I saw this on the news yesterday - made me chuckle - the thought that after cycling to work on 60/70mph roads, you get to a 20mph limit and are instructed to use the cycle paths! It's a slippery slope.

Avatar
Mungecrundle | 1 year ago
17 likes

Before the wilfully obtuse turn up. The baseline fact here is that Dan was cycling absolutely in accordance with the law and had every right, priority or however you want to call it to be cycling on that road, at that time in that lane.

Avatar
hawkinspeter replied to Mungecrundle | 1 year ago
14 likes
Mungecrundle wrote:

Before the wilfully obtuse turn up. The baseline fact here is that Dan was cycling absolutely in accordance with the law and had every right, priority or however you want to call it to be cycling on that road, at that time in that lane.

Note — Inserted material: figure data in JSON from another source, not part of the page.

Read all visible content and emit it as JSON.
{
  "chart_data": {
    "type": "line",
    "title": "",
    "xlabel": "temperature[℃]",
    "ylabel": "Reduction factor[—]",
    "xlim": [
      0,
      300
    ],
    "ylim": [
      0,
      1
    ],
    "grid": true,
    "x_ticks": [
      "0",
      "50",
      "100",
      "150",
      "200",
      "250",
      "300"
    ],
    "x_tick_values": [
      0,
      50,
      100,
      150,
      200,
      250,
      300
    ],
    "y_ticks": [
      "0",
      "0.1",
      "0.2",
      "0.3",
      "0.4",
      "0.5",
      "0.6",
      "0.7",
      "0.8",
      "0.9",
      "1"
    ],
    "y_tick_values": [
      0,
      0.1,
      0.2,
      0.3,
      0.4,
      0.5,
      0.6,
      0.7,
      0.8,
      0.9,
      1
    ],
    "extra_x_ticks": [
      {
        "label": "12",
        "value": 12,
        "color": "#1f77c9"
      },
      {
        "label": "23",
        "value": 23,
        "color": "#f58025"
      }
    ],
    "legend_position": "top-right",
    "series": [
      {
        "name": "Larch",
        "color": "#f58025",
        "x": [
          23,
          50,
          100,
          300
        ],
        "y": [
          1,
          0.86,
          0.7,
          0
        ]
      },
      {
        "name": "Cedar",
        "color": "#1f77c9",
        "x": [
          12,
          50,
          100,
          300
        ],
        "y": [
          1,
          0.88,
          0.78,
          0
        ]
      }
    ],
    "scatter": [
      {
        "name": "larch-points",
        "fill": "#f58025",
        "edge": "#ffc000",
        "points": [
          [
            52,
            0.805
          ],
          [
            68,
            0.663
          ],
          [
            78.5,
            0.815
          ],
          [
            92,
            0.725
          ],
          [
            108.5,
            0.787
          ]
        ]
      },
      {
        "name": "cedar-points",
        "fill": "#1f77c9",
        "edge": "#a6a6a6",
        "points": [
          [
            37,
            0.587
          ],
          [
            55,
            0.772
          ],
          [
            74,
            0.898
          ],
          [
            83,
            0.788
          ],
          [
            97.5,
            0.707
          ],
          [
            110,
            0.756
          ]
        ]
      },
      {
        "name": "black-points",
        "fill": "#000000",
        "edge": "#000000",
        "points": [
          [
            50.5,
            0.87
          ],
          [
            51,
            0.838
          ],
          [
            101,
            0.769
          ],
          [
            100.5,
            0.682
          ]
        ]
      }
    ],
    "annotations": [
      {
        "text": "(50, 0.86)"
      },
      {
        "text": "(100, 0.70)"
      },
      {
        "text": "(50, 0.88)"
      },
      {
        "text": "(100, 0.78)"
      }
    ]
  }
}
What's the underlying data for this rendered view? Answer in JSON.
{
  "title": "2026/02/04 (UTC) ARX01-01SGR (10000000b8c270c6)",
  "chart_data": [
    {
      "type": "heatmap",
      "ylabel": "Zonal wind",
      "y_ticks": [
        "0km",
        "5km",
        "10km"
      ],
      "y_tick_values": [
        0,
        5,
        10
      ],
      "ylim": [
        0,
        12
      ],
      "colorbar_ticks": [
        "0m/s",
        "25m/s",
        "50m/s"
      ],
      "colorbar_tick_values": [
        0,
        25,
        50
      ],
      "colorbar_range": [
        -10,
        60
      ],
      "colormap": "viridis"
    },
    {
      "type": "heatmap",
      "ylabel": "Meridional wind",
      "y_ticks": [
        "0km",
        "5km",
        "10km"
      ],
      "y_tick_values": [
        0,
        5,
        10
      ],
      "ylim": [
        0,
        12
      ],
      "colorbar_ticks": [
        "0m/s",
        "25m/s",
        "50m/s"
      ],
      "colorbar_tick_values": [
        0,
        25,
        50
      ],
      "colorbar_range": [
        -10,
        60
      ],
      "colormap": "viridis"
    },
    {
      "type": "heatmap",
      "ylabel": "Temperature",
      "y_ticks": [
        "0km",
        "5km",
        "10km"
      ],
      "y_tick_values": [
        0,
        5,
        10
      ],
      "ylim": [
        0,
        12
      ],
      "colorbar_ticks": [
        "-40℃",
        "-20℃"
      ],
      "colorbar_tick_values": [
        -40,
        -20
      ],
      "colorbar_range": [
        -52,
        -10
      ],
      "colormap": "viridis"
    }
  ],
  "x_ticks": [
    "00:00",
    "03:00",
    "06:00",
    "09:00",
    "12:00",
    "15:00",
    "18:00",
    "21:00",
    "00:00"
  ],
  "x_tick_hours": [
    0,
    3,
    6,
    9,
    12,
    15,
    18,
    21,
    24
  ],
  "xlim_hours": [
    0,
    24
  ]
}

That dangerous driver should not be allowed to use that or any other roundabout until they've learnt how to not be a liability in a vehicle.

Avatar
Legin | 1 year ago
6 likes

Welcome to the world of the Brexit where you are allowed to deny the facts and truth, even when it is presented to you as clearly as this video does.

Avatar
Jenova20 replied to Legin | 1 year ago
4 likes
Legin wrote:

Welcome to the world of the Brexit where you are allowed to deny the facts and truth, even when it is presented to you as clearly as this video does.

Looks like you're replying to the wrong thing, or trolling.